その後も、開発者とのイメージ共有にプロトタイプを活用し、早期リスク低減・認識齟齬防止の活動を続けております。
自動車メーカー様
シニア向けに「新たな移動手段」を提供するアイデアを企画するプロジェクトにおいて、段階的にアイデアの仮説検証を行なった事例です。
最初のコンセプトレベルの検証では、ストーリーボードを用いて検証を行ないました。ユーザーの現状や課題についてのフィードバックは収集できるものの、サービスに対しては「どんな風に使うのかわからないから何とも言えない…….」と回答される方が多くいました。
そこで、次のステップではサービスの特徴と利用の流れを具体化した上で、パンフレット形式でよりサービスの内容をイメージできる形にしてユーザー検証を行いました。ストーリーボードでは収集できなかったサービスに対するフィードバックを多く収集することができました。
最後に、フィードバックを踏まえ利用の流れを改善し、動画形式でサービスを擬似体験できる環境を用意し、ユーザー検証を行いました。
上記の流れで、ユーザーだけでなくチーム内でのアイデアの解像度を高めていくことで、短期間で確度の高いアイデア創出に繋がりました。
まとめ:プロトタイプは「学習のための投資」
製造業において、プロトタイプは単なる「試作品」ではなく、「学習のための投資」と捉えるべきです。
完成品に近いプロトタイプでなくても、アイデア仮説検証の目的・目標を明確にし、プロトタイプを用いてユーザーからフィードバックを得ることで、貴重な学びを得ることができます。特に、顧客課題起点の新規事業創出においては、早期かつ繰り返し検証を行なってアイデアの解像度を高めていくことが成功の鍵となります。
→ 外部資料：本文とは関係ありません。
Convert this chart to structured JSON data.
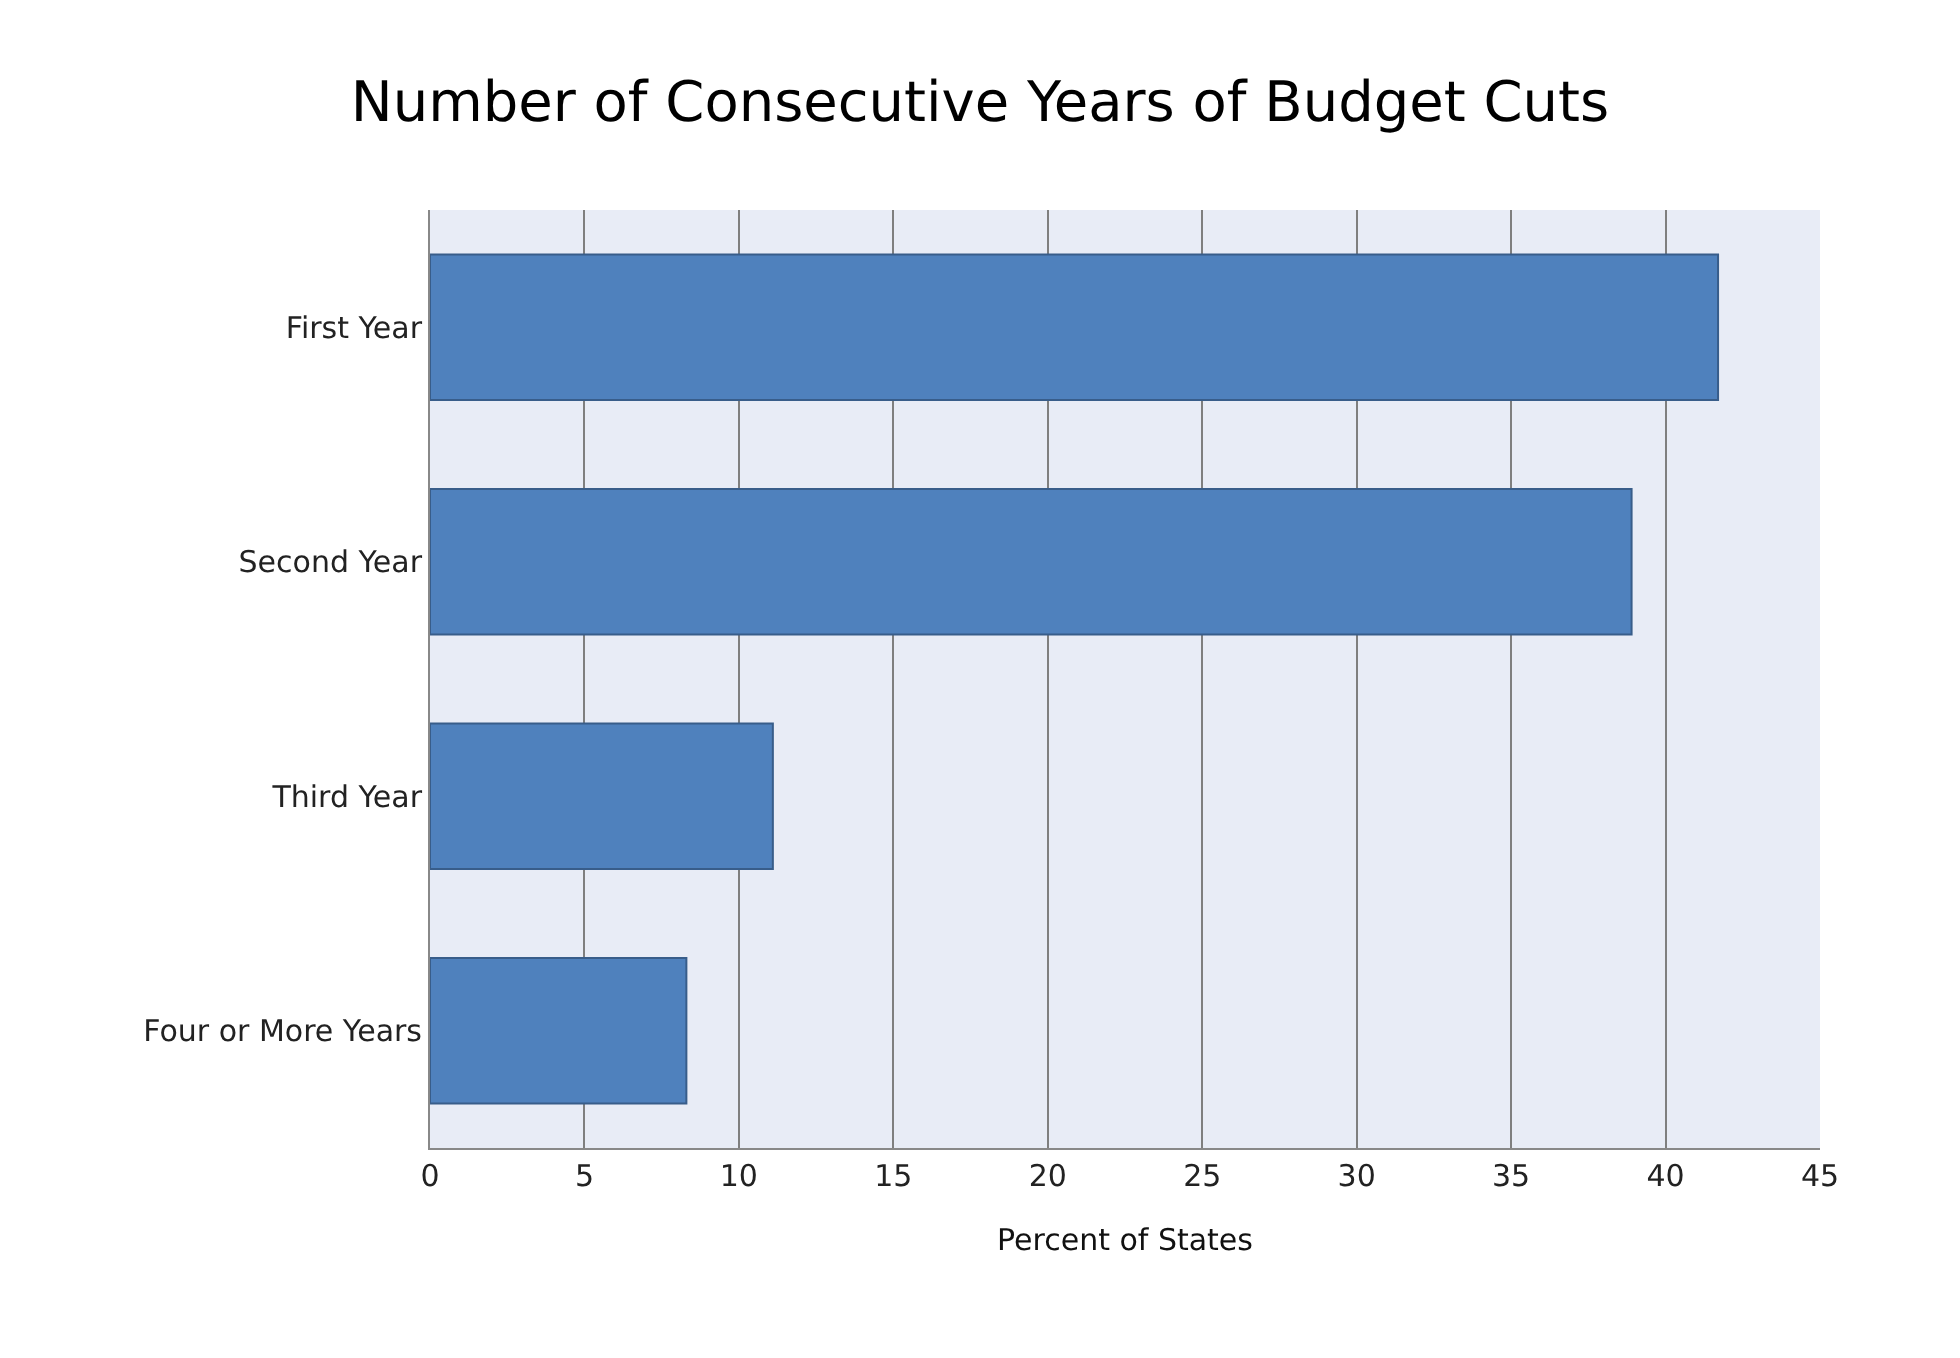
{
  "chart_data": {
    "type": "bar",
    "orientation": "horizontal",
    "title": "Number of Consecutive Years of Budget Cuts",
    "xlabel": "Percent of States",
    "categories": [
      "First Year",
      "Second Year",
      "Third Year",
      "Four or More Years"
    ],
    "values": [
      41.7,
      38.9,
      11.1,
      8.3
    ],
    "color": "#4f81bd",
    "xlim": [
      0,
      45
    ],
    "xticks": [
      0,
      5,
      10,
      15,
      20,
      25,
      30,
      35,
      40,
      45
    ],
    "grid": "x"
  }
}
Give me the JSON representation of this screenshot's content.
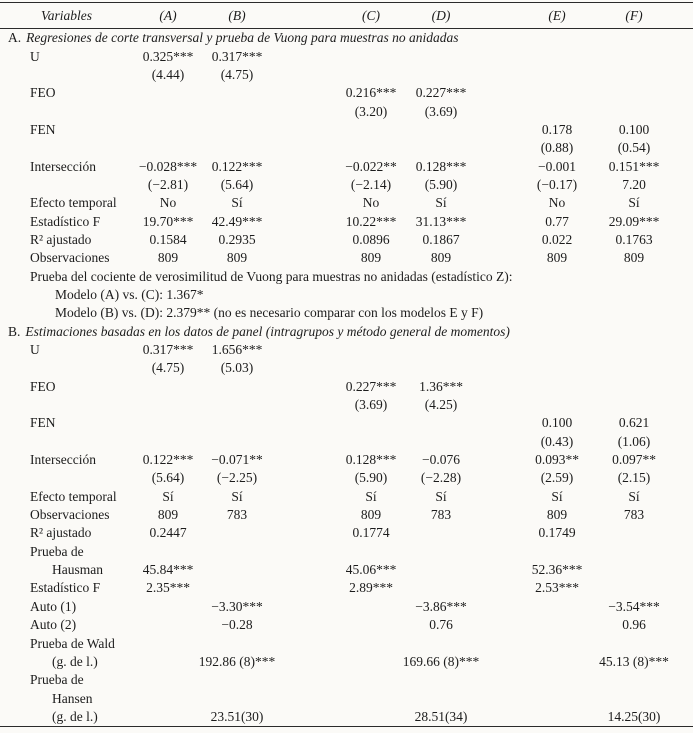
{
  "table": {
    "columns": [
      "Variables",
      "(A)",
      "(B)",
      "(C)",
      "(D)",
      "(E)",
      "(F)"
    ],
    "sections": [
      {
        "prefix": "A.",
        "title": "Regresiones de corte transversal y prueba de Vuong para muestras no anidadas",
        "rows": [
          {
            "label": "U",
            "indent": 1,
            "cells": [
              "0.325***",
              "0.317***",
              "",
              "",
              "",
              ""
            ]
          },
          {
            "label": "",
            "indent": 1,
            "cells": [
              "(4.44)",
              "(4.75)",
              "",
              "",
              "",
              ""
            ]
          },
          {
            "label": "FEO",
            "indent": 1,
            "cells": [
              "",
              "",
              "0.216***",
              "0.227***",
              "",
              ""
            ]
          },
          {
            "label": "",
            "indent": 1,
            "cells": [
              "",
              "",
              "(3.20)",
              "(3.69)",
              "",
              ""
            ]
          },
          {
            "label": "FEN",
            "indent": 1,
            "cells": [
              "",
              "",
              "",
              "",
              "0.178",
              "0.100"
            ]
          },
          {
            "label": "",
            "indent": 1,
            "cells": [
              "",
              "",
              "",
              "",
              "(0.88)",
              "(0.54)"
            ]
          },
          {
            "label": "Intersección",
            "indent": 1,
            "cells": [
              "−0.028***",
              "0.122***",
              "−0.022**",
              "0.128***",
              "−0.001",
              "0.151***"
            ]
          },
          {
            "label": "",
            "indent": 1,
            "cells": [
              "(−2.81)",
              "(5.64)",
              "(−2.14)",
              "(5.90)",
              "(−0.17)",
              "7.20"
            ]
          },
          {
            "label": "Efecto temporal",
            "indent": 1,
            "cells": [
              "No",
              "Sí",
              "No",
              "Sí",
              "No",
              "Sí"
            ]
          },
          {
            "label": "Estadístico F",
            "indent": 1,
            "cells": [
              "19.70***",
              "42.49***",
              "10.22***",
              "31.13***",
              "0.77",
              "29.09***"
            ]
          },
          {
            "label": "R² ajustado",
            "indent": 1,
            "cells": [
              "0.1584",
              "0.2935",
              "0.0896",
              "0.1867",
              "0.022",
              "0.1763"
            ]
          },
          {
            "label": "Observaciones",
            "indent": 1,
            "cells": [
              "809",
              "809",
              "809",
              "809",
              "809",
              "809"
            ]
          }
        ],
        "notes": [
          {
            "indent": 1,
            "text": "Prueba del cociente de verosimilitud de Vuong para muestras no anidadas (estadístico Z):"
          },
          {
            "indent": 2,
            "text": "Modelo (A) vs. (C): 1.367*"
          },
          {
            "indent": 2,
            "text": "Modelo (B) vs. (D): 2.379** (no es necesario comparar con los modelos E y F)"
          }
        ]
      },
      {
        "prefix": "B.",
        "title": "Estimaciones basadas en los datos de panel (intragrupos y método general de momentos)",
        "rows": [
          {
            "label": "U",
            "indent": 1,
            "cells": [
              "0.317***",
              "1.656***",
              "",
              "",
              "",
              ""
            ]
          },
          {
            "label": "",
            "indent": 1,
            "cells": [
              "(4.75)",
              "(5.03)",
              "",
              "",
              "",
              ""
            ]
          },
          {
            "label": "FEO",
            "indent": 1,
            "cells": [
              "",
              "",
              "0.227***",
              "1.36***",
              "",
              ""
            ]
          },
          {
            "label": "",
            "indent": 1,
            "cells": [
              "",
              "",
              "(3.69)",
              "(4.25)",
              "",
              ""
            ]
          },
          {
            "label": "FEN",
            "indent": 1,
            "cells": [
              "",
              "",
              "",
              "",
              "0.100",
              "0.621"
            ]
          },
          {
            "label": "",
            "indent": 1,
            "cells": [
              "",
              "",
              "",
              "",
              "(0.43)",
              "(1.06)"
            ]
          },
          {
            "label": "Intersección",
            "indent": 1,
            "cells": [
              "0.122***",
              "−0.071**",
              "0.128***",
              "−0.076",
              "0.093**",
              "0.097**"
            ]
          },
          {
            "label": "",
            "indent": 1,
            "cells": [
              "(5.64)",
              "(−2.25)",
              "(5.90)",
              "(−2.28)",
              "(2.59)",
              "(2.15)"
            ]
          },
          {
            "label": "Efecto temporal",
            "indent": 1,
            "cells": [
              "Sí",
              "Sí",
              "Sí",
              "Sí",
              "Sí",
              "Sí"
            ]
          },
          {
            "label": "Observaciones",
            "indent": 1,
            "cells": [
              "809",
              "783",
              "809",
              "783",
              "809",
              "783"
            ]
          },
          {
            "label": "R² ajustado",
            "indent": 1,
            "cells": [
              "0.2447",
              "",
              "0.1774",
              "",
              "0.1749",
              ""
            ]
          },
          {
            "label": "Prueba de",
            "indent": 1,
            "cells": [
              "",
              "",
              "",
              "",
              "",
              ""
            ]
          },
          {
            "label": "Hausman",
            "indent": 2,
            "cells": [
              "45.84***",
              "",
              "45.06***",
              "",
              "52.36***",
              ""
            ]
          },
          {
            "label": "Estadístico F",
            "indent": 1,
            "cells": [
              "2.35***",
              "",
              "2.89***",
              "",
              "2.53***",
              ""
            ]
          },
          {
            "label": "Auto (1)",
            "indent": 1,
            "cells": [
              "",
              "−3.30***",
              "",
              "−3.86***",
              "",
              "−3.54***"
            ]
          },
          {
            "label": "Auto (2)",
            "indent": 1,
            "cells": [
              "",
              "−0.28",
              "",
              "0.76",
              "",
              "0.96"
            ]
          },
          {
            "label": "Prueba de Wald",
            "indent": 1,
            "cells": [
              "",
              "",
              "",
              "",
              "",
              ""
            ]
          },
          {
            "label": "(g. de l.)",
            "indent": 2,
            "cells": [
              "",
              "192.86 (8)***",
              "",
              "169.66 (8)***",
              "",
              "45.13 (8)***"
            ]
          },
          {
            "label": "Prueba de",
            "indent": 1,
            "cells": [
              "",
              "",
              "",
              "",
              "",
              ""
            ]
          },
          {
            "label": "Hansen",
            "indent": 2,
            "cells": [
              "",
              "",
              "",
              "",
              "",
              ""
            ]
          },
          {
            "label": "(g. de l.)",
            "indent": 2,
            "cells": [
              "",
              "23.51(30)",
              "",
              "28.51(34)",
              "",
              "14.25(30)"
            ]
          }
        ],
        "notes": []
      }
    ]
  }
}
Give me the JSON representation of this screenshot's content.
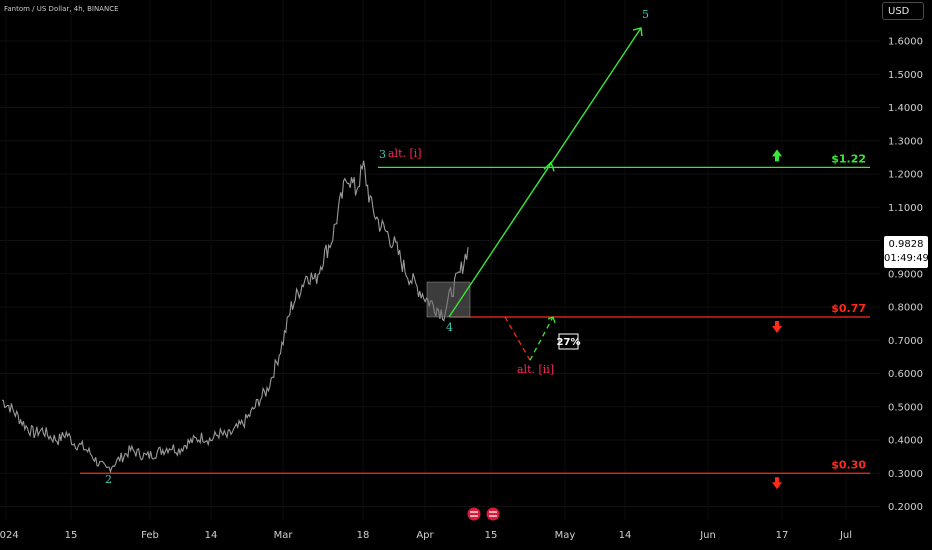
{
  "header": {
    "title": "Fantom / US Dollar, 4h, BINANCE",
    "currency": "USD"
  },
  "last_price": {
    "value": "0.9828",
    "countdown": "01:49:49"
  },
  "chart_data": {
    "type": "line",
    "y_ticks": [
      "1.6000",
      "1.5000",
      "1.4000",
      "1.3000",
      "1.2000",
      "1.1000",
      "1.0000",
      "0.9000",
      "0.8000",
      "0.7000",
      "0.6000",
      "0.5000",
      "0.4000",
      "0.3000",
      "0.2000"
    ],
    "x_ticks": [
      "2024",
      "15",
      "Feb",
      "14",
      "Mar",
      "18",
      "Apr",
      "15",
      "May",
      "14",
      "Jun",
      "17",
      "Jul"
    ],
    "ylim": [
      0.18,
      1.75
    ],
    "price_series": [
      0.52,
      0.5,
      0.47,
      0.44,
      0.42,
      0.43,
      0.41,
      0.4,
      0.42,
      0.39,
      0.38,
      0.36,
      0.33,
      0.31,
      0.33,
      0.35,
      0.37,
      0.36,
      0.35,
      0.36,
      0.37,
      0.38,
      0.37,
      0.39,
      0.4,
      0.41,
      0.4,
      0.42,
      0.41,
      0.43,
      0.45,
      0.48,
      0.52,
      0.55,
      0.62,
      0.7,
      0.8,
      0.85,
      0.9,
      0.88,
      0.95,
      1.0,
      1.1,
      1.2,
      1.15,
      1.22,
      1.1,
      1.05,
      1.02,
      0.98,
      0.92,
      0.88,
      0.85,
      0.82,
      0.8,
      0.78,
      0.85,
      0.9,
      0.98
    ],
    "levels": [
      {
        "price": 1.22,
        "label": "$1.22",
        "color": "#39e639",
        "arrow": "up"
      },
      {
        "price": 0.77,
        "label": "$0.77",
        "color": "#ff2a1a",
        "arrow": "down"
      },
      {
        "price": 0.3,
        "label": "$0.30",
        "color": "#ff2a1a",
        "arrow": "down"
      }
    ],
    "wave_labels": [
      {
        "text": "5",
        "color": "#3ec9b5"
      },
      {
        "text": "3",
        "color": "#3ec9b5"
      },
      {
        "text": "alt. [i]",
        "color": "#ff2a5a"
      },
      {
        "text": "4",
        "color": "#3ec9b5"
      },
      {
        "text": "alt. [ii]",
        "color": "#ff2a5a"
      },
      {
        "text": "2",
        "color": "#3ec9b5"
      }
    ],
    "percent_box": "27%"
  }
}
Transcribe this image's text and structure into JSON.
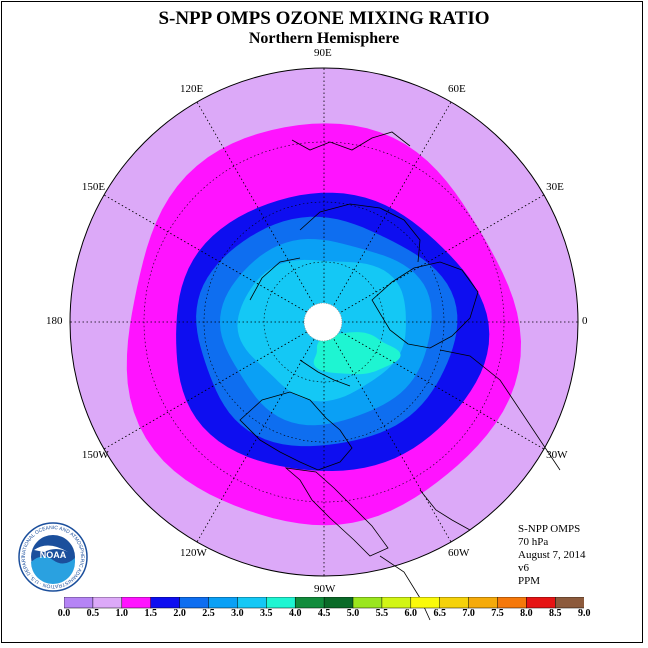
{
  "title": "S-NPP OMPS OZONE MIXING RATIO",
  "subtitle": "Northern Hemisphere",
  "longitude_labels": [
    "90E",
    "60E",
    "30E",
    "0",
    "30W",
    "60W",
    "90W",
    "120W",
    "150W",
    "180",
    "150E",
    "120E"
  ],
  "info": {
    "instrument": "S-NPP OMPS",
    "pressure": "70 hPa",
    "date": "August 7, 2014",
    "version": "v6",
    "units": "PPM"
  },
  "logo": {
    "text": "NOAA",
    "ring_text": "NATIONAL OCEANIC AND ATMOSPHERIC ADMINISTRATION · U.S. DEPARTMENT OF COMMERCE"
  },
  "colorbar": {
    "ticks": [
      "0.0",
      "0.5",
      "1.0",
      "1.5",
      "2.0",
      "2.5",
      "3.0",
      "3.5",
      "4.0",
      "4.5",
      "5.0",
      "5.5",
      "6.0",
      "6.5",
      "7.0",
      "7.5",
      "8.0",
      "8.5",
      "9.0"
    ],
    "colors": [
      "#b584f5",
      "#dca9f8",
      "#ff13ff",
      "#0e0ef0",
      "#0e6ef0",
      "#0aa0f5",
      "#14c8f5",
      "#1ef5d2",
      "#118c3c",
      "#0a6a28",
      "#9ae61e",
      "#d2f514",
      "#fafa0a",
      "#f5d20a",
      "#f5aa0a",
      "#f5780a",
      "#e61414",
      "#8c5a3c"
    ]
  },
  "map_colors": {
    "outer": "#dca9f8",
    "band_1_0": "#ff13ff",
    "band_1_5": "#0e0ef0",
    "band_2_0": "#0e6ef0",
    "band_2_5": "#0aa0f5",
    "band_3_0": "#14c8f5",
    "band_3_5": "#1ef5d2",
    "pole": "#ffffff"
  }
}
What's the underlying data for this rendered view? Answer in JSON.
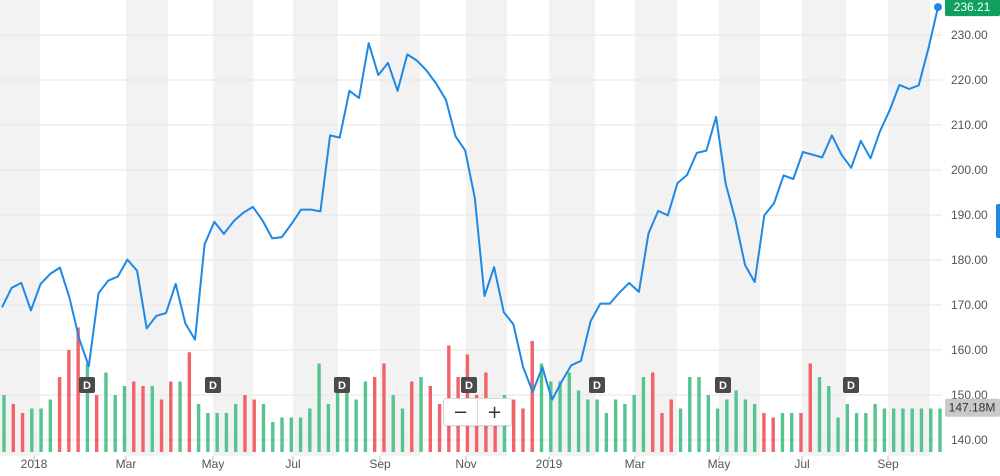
{
  "chart_data": {
    "type": "line",
    "title": "",
    "xlabel": "",
    "ylabel": "",
    "ylim": [
      137,
      237
    ],
    "y_ticks": [
      "140.00",
      "150.00",
      "160.00",
      "170.00",
      "180.00",
      "190.00",
      "200.00",
      "210.00",
      "220.00",
      "230.00"
    ],
    "x_ticks": [
      "2018",
      "Mar",
      "May",
      "Jul",
      "Sep",
      "Nov",
      "2019",
      "Mar",
      "May",
      "Jul",
      "Sep"
    ],
    "last_price_label": "236.21",
    "volume_label": "147.18M",
    "dividend_label": "D",
    "colors": {
      "line": "#1e88e5",
      "up_volume": "#56c48e",
      "down_volume": "#f0636a",
      "band": "#f2f2f2",
      "price_badge": "#0ea05c",
      "volume_badge": "#c9c9c9",
      "dividend_marker": "#4a4a4a"
    },
    "series": [
      {
        "values": [
          169.5,
          173.8,
          174.9,
          168.8,
          174.7,
          176.9,
          178.3,
          171.6,
          162.5,
          156.4,
          172.6,
          175.4,
          176.3,
          180.1,
          177.6,
          164.8,
          167.6,
          168.2,
          174.7,
          165.9,
          162.3,
          183.5,
          188.5,
          185.8,
          188.6,
          190.5,
          191.8,
          188.8,
          184.8,
          185.1,
          188.0,
          191.2,
          191.2,
          190.8,
          207.7,
          207.2,
          217.6,
          216.0,
          228.2,
          221.1,
          223.8,
          217.6,
          225.7,
          224.3,
          222.1,
          219.2,
          215.6,
          207.5,
          204.3,
          193.8,
          172.0,
          178.4,
          168.4,
          165.7,
          156.2,
          150.7,
          156.2,
          148.9,
          153.0,
          156.6,
          157.6,
          166.4,
          170.3,
          170.3,
          172.8,
          174.9,
          172.9,
          185.9,
          190.9,
          189.9,
          197.1,
          198.9,
          203.8,
          204.3,
          211.8,
          196.9,
          188.9,
          178.9,
          175.1,
          189.9,
          192.6,
          198.8,
          198.0,
          204.0,
          203.4,
          202.8,
          207.7,
          203.4,
          200.5,
          206.5,
          202.6,
          208.7,
          213.3,
          218.9,
          218.0,
          218.8,
          227.0,
          236.2
        ]
      }
    ],
    "volume": {
      "values": [
        150.0,
        148.0,
        146.0,
        147.0,
        147.0,
        149.0,
        154.0,
        160.0,
        165.0,
        157.0,
        150.0,
        155.0,
        150.0,
        152.0,
        153.0,
        152.0,
        152.0,
        149.0,
        153.0,
        153.0,
        159.5,
        148.0,
        146.0,
        146.0,
        146.0,
        148.0,
        150.0,
        149.0,
        148.0,
        144.0,
        145.0,
        145.0,
        145.0,
        147.0,
        157.0,
        148.0,
        154.0,
        151.0,
        149.0,
        153.0,
        154.0,
        157.0,
        150.0,
        147.0,
        153.0,
        154.0,
        152.0,
        148.0,
        161.0,
        154.0,
        159.0,
        150.0,
        155.0,
        148.0,
        150.0,
        149.0,
        147.0,
        162.0,
        157.0,
        153.0,
        153.0,
        155.0,
        151.0,
        149.0,
        149.0,
        146.0,
        149.0,
        148.0,
        150.0,
        154.0,
        155.0,
        146.0,
        149.0,
        147.0,
        154.0,
        154.0,
        150.0,
        147.0,
        149.0,
        151.0,
        149.0,
        148.0,
        146.0,
        145.0,
        146.0,
        146.0,
        146.0,
        157.0,
        154.0,
        152.0,
        145.0,
        148.0,
        146.0,
        146.0,
        148.0,
        147.0,
        147.0,
        147.0,
        147.0,
        147.0,
        147.0,
        147.0
      ],
      "down_indices": [
        1,
        2,
        6,
        7,
        8,
        10,
        14,
        15,
        17,
        18,
        20,
        26,
        27,
        40,
        41,
        44,
        46,
        47,
        48,
        49,
        50,
        51,
        52,
        53,
        55,
        56,
        57,
        70,
        71,
        72,
        82,
        83,
        86,
        87
      ],
      "dividend_positions": [
        87,
        213,
        342,
        469,
        597,
        723,
        851
      ]
    },
    "x_tick_positions": [
      34,
      126,
      213,
      293,
      380,
      466,
      549,
      635,
      719,
      802,
      888
    ]
  }
}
製造業の強みである高い技術力に、プロトタイプを活用した高速で検証する文化を組み合わせることで、市場のニーズに的確に応える製品やサービスを生み出すことが可能になるでしょう。「作って終わり」ではなく、「作って学び、改善する」サイクルを回し続けることが、これからの製造業に求められる姿勢だと考えます。